Maca empezó a comerle la boca apasionadamente y Lucía sin darse cuenta respondió al beso. Pensaba que no era lesbiana, pero le gustaba y estaba muy cachonda. Macarena fue bajando por su cuerpo, deleitándose con los pezones, chupándolos, mordiéndolos, estrujando el otro pecho. Lucía no paraba de jadear e inconscientemente fue bajando la cabeza de la otra chica hasta su vagina.

Preparación.

Aquella mañana había estado con una sensación confusa, excitada y avergonzada, y a la vez se sentía nerviosa por lo que les esperaba aquella tarde.

Lucía vivía en un piso compartido por tres estudiantes más, dos chicas y un chico.

Al levantarse se dirigió directamente al baño, intentando olvidar todo lo pasado, y al entrar se encontró con su compañero, Alan. Él estaba saliendo justamente en ese momento de la ducha por lo cual estaba completamente desnudo. Ella al principio no pudo dejar de observar su pene y cuando reaccionó se sonrojó y salió corriendo en dirección a la cocina.

Allí se encontraba Miriam, una chica rubia de profundos ojos marrones, cuerpo pequeño, con poco pecho, pero con un culo respingón. Era la lujuria en persona.
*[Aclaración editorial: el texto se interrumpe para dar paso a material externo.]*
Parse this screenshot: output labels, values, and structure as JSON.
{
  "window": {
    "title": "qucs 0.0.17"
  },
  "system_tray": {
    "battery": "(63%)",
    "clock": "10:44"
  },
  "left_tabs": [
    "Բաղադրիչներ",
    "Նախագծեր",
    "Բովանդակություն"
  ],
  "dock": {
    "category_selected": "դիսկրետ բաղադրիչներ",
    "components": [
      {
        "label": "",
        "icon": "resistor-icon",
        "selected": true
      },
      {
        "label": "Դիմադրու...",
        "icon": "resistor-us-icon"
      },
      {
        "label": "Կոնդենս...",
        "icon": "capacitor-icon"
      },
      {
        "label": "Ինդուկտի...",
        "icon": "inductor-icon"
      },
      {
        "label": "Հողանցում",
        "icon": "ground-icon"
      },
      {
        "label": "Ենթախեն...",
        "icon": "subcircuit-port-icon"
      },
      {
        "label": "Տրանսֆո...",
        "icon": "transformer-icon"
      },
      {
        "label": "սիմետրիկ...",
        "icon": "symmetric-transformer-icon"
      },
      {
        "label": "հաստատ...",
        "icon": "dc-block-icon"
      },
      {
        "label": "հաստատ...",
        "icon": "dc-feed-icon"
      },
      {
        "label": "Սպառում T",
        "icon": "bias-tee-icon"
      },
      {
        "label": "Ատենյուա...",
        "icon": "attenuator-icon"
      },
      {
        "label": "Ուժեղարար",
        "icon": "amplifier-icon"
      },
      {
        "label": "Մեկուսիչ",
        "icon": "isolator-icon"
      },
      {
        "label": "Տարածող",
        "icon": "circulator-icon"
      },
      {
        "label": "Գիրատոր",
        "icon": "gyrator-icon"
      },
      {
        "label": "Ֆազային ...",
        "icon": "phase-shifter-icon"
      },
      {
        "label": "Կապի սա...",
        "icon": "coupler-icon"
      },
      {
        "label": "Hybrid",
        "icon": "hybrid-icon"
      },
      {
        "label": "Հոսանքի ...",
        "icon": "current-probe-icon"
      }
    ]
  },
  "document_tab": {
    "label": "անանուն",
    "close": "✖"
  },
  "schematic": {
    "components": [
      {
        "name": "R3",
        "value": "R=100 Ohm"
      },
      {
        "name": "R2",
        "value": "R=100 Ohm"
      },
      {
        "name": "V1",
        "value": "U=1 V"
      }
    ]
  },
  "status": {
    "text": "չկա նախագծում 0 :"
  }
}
– Buenos días, Lucía. ¿Qué tal ha ido la noche? ¡Vaya fiestecita te montaste en tu cuarto! – Buenos días, Miriam. – Vaya, qué humor tienes esta mañana… no que tu amante te hubiese dejado a medias…

En ese momento entró Alan, ya vestido, para desayunar.
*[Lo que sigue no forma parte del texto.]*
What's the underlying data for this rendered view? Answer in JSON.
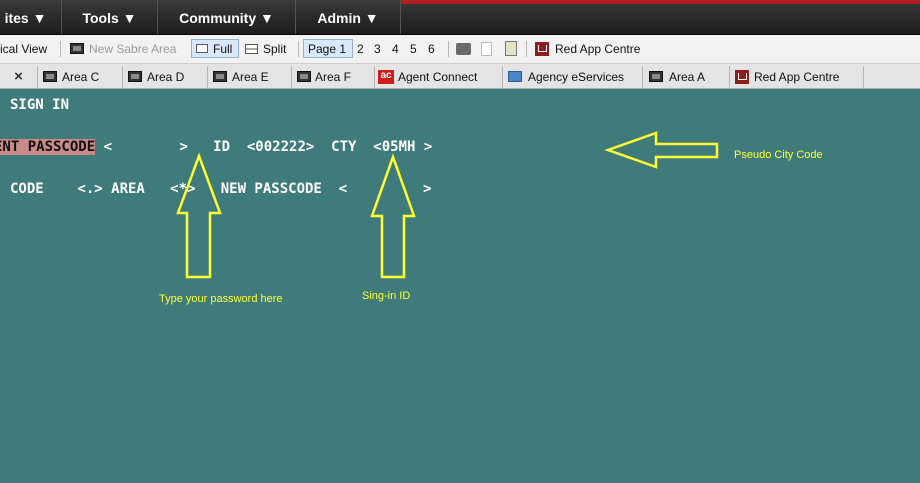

– ¿Con que Lucía tiene un amante y lo trae a casa, eh? Tendré que vigilar quien amenaza con ocupar mi lugar de macho de la casa…- ¡Dejaos de gilipolleces! Yo no tengo ningún amante.- Ya, ya… “Pablo, sigue, dame tu polla, si, así…”- ¡Cállate!- “Pablo, sigue, sí, sí, aaaahhh, córrete en mi boca, soy tu perra, aaahhh…”

Lucía no lo soportaba más, quería olvidarlo y así no lo conseguía. Se levantó hecha una furia y se dirigía a salir por el pasillo, pero Miriam seguía con su burla.

– Lo que yo te diga, Alan. Esta está de un humor de perros porque no se la han follado bien…- ¡Deja de decir mentiras, guarra! Si hay alguien aquí que es una zorra esa eres tú que no dejas de pasearte en ropa interior casi inexistente por toda la casa y cada día sale un tío diferente por la puerta de tu habitación.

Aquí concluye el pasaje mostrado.